Norway's Foreign Minister Espen Barth Eide said, a day after the dramatic statement by ICC prosecutor Karim Khan, that "if an arrest warrant is issued against Netanyahu and Gallant on behalf of the Hague Tribunal, we will be obliged to arrest them if they arrive in Norway."
"It is the court that decides whether to issue an arrest warrant. If so, all the signatory countries must act on it," added the Foreign Minister of Norway, which is the first country to announce on its own initiative that it would carry out the warrants, if they are filed.
However, this is an idle threat, given that no Israeli prime minister or defense minister will soon visit Norway, which is currently considered - along with Spain and Ireland - to be one of the most hostile countries to Israel in Europe, and relations with it are at an unprecedented low.
Unlike Norway, Britain criticized Khan's decision, and especially the equivalence that it draws between Netanyahu and Gallant and the leaders of Hamas, Yahya Sinwar, Muhammad Deif and Ismail Haniyeh.
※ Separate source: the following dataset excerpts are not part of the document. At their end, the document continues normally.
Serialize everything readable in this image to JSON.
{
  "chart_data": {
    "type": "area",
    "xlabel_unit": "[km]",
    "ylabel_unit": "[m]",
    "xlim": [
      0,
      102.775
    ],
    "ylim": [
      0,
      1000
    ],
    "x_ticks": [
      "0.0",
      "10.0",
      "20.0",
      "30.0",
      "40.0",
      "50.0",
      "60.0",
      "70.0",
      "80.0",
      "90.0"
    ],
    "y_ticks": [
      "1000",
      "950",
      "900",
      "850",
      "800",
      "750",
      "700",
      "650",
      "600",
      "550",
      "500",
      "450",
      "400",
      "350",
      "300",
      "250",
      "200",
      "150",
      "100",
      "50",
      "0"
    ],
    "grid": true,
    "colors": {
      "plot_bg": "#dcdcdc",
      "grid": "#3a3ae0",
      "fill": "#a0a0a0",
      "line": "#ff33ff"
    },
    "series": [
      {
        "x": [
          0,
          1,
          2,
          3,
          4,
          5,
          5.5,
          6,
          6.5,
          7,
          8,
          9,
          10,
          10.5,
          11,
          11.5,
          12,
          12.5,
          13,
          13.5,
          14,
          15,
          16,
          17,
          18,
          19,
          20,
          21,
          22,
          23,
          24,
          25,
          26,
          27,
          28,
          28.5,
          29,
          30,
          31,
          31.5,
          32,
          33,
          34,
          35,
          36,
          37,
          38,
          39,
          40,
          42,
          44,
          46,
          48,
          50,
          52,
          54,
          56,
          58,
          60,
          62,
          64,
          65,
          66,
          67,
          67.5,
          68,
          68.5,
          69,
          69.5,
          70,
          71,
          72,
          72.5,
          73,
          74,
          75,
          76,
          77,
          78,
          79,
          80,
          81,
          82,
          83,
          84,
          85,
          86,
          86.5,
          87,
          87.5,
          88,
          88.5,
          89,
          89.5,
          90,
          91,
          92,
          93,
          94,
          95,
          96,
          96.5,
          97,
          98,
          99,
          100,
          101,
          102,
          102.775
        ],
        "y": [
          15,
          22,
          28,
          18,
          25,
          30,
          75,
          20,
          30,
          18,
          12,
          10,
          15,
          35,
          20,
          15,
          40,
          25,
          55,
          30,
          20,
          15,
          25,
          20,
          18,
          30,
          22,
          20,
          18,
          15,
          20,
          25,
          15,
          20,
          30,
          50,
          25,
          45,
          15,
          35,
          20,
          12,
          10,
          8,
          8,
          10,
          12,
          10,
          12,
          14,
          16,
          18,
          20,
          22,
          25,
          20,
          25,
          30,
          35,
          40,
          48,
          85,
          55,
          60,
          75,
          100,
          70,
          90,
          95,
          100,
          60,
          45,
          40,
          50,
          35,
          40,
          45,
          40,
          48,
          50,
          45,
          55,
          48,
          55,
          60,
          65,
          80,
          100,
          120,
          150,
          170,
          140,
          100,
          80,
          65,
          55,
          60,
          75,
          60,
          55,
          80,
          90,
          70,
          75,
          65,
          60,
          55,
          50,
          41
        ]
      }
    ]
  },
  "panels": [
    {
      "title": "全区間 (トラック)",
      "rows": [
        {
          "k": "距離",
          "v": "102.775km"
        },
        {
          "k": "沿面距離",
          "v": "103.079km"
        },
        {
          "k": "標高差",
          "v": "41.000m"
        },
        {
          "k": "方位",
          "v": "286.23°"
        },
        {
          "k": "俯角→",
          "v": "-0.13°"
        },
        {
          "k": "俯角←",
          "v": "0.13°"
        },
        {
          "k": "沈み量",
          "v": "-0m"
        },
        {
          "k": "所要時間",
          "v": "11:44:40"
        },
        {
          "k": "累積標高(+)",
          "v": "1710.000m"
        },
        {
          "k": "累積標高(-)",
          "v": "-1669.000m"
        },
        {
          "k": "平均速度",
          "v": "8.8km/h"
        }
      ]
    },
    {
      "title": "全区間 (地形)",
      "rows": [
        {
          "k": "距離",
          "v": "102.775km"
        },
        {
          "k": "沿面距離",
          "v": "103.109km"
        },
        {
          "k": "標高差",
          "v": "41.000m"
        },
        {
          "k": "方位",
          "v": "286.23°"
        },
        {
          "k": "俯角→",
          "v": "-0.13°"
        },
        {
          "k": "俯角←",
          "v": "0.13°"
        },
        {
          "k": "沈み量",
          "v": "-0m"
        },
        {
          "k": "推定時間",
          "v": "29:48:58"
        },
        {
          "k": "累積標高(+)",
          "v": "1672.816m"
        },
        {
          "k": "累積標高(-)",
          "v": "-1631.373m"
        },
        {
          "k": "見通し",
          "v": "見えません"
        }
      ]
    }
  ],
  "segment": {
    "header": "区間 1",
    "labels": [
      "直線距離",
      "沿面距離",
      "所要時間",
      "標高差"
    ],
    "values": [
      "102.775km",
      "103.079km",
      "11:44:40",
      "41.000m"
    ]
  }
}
On Tuesday night, Minister Benny Gantz, spoke with British Foreign Secretary David Cameron, and according to him "thanked him for the important position of Britain in the matter."
"I told him that the decision of the prosecutor in The Hague to apply for arrest warrants against the prime minister and the defense minister of the one and only democracy in the Middle East is a serious distortion and an act of moral blindness," Gantz said of the conversation with Cameron.